A hearing on whether to dismiss the case, a motion made by the governor, was heard last month. Sangamon County Circuit Court Judge Raylene Grischow denied Pritzker’s motion Wednesday.
“The governor cannot rely on emergency powers indefinitely,” Grischow wrote. “The U.S. Constitution recognized the importance of dispersing governmental power in order to protect individual liberty and avoid tyranny.”
FoxFire attorney Greg Earl said that was “another great line,” and they’re pleased the case is advancing.
“I thought she made a really good contrast in her opinion when she said it’s not her job to consider the governor’s discretion of particular measures but it’s her job to ensure those measures comport with the constitution,” Earl said.
Attorneys for Pritzker had argued last month the next election is when policy differences should be meted out. Grischow disagreed.

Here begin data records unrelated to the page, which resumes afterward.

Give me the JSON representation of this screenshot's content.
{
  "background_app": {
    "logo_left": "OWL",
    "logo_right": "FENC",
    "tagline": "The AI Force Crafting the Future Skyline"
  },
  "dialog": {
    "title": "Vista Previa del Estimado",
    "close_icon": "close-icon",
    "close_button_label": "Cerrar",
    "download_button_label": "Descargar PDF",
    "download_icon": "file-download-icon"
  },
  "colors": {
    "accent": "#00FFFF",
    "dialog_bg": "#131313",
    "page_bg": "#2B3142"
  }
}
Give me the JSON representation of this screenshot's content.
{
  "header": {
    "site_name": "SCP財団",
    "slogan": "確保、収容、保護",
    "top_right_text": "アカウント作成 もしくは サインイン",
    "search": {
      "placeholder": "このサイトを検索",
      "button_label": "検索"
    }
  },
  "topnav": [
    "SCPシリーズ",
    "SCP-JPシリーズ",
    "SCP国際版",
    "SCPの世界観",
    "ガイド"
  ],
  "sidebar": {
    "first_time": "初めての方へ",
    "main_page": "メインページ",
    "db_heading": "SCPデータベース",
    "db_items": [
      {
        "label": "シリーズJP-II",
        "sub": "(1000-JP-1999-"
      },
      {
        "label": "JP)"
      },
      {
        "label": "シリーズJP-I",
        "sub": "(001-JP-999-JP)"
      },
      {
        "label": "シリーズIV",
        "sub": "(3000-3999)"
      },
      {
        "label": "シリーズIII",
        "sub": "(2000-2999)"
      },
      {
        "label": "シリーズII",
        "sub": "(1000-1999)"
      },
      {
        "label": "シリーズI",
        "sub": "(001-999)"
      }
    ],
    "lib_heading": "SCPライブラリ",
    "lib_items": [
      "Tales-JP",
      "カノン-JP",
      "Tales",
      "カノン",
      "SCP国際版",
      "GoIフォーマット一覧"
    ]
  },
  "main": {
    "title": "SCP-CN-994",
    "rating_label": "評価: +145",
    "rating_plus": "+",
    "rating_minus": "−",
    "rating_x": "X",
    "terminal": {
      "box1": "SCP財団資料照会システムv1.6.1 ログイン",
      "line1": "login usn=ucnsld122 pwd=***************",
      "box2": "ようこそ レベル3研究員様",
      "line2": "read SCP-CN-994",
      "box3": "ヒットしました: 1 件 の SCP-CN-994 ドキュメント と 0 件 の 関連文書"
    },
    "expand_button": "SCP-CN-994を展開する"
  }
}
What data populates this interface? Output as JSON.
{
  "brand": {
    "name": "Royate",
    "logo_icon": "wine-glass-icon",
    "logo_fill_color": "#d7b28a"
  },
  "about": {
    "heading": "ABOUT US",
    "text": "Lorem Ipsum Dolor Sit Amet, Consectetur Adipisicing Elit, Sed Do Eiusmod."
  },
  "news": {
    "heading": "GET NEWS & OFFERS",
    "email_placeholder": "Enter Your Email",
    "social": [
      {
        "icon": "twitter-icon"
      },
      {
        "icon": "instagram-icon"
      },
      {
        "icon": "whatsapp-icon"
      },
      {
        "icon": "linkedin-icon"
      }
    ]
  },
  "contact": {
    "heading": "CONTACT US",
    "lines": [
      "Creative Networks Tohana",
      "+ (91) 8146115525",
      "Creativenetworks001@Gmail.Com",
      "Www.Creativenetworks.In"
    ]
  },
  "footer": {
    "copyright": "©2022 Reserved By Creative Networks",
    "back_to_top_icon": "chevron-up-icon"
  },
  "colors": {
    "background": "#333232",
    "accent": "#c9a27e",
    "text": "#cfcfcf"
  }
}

“This court can inquire as to whether the means utilized in the execution of a power granted are forbidden by the constitution,” Grischow wrote.
Earl also said Grischow “eviscerated” other arguments from the governor.
“The most notable one that we have to wait until the next election, I thought she had a good line in here that the court’s job is to ensure that the governor does not circumvent the constitutional confines of his authority and that’s what we’re asking her to do, and I thought she hit the nail on the head there,” Earl said.
FoxFire amended its complaint before last month’s hearing, claiming the state’s mitigations measures in October “and their progeny are arbitrary and unreasonable.”
“Fox Fire alleges that restricting indoor dining at Fox Fire and other Kane County restaurants is both arbitrary and unreasonable and that they have a right to insist defendants issue orders and regulations which are neither arbitrary nor unreasonable,” Grischow wrote.
She said the Pritzker administration has to defend the challenge of the orders as “arbitrary and capricious.”
“Fox Fire bears a heavy burden to establish that defendants’ actions were clearly arbitrary and capricious,” she wrote. “Nonetheless, Count V of the amended complaint contains enough information to reasonably inform the defendants of the nature of [the] claims they are called upon to defend.”
Earl said there’s a lot of work ahead. The law firm has been accepting discovery documents from the Pritzker administration that Earl said raise more questions than answers.
The Illinois Attorney General’s office, representing the governor, said they will review the decision.
The governor’s attorneys have two weeks to file an answer to the challenge. The next hearing is set for April 28.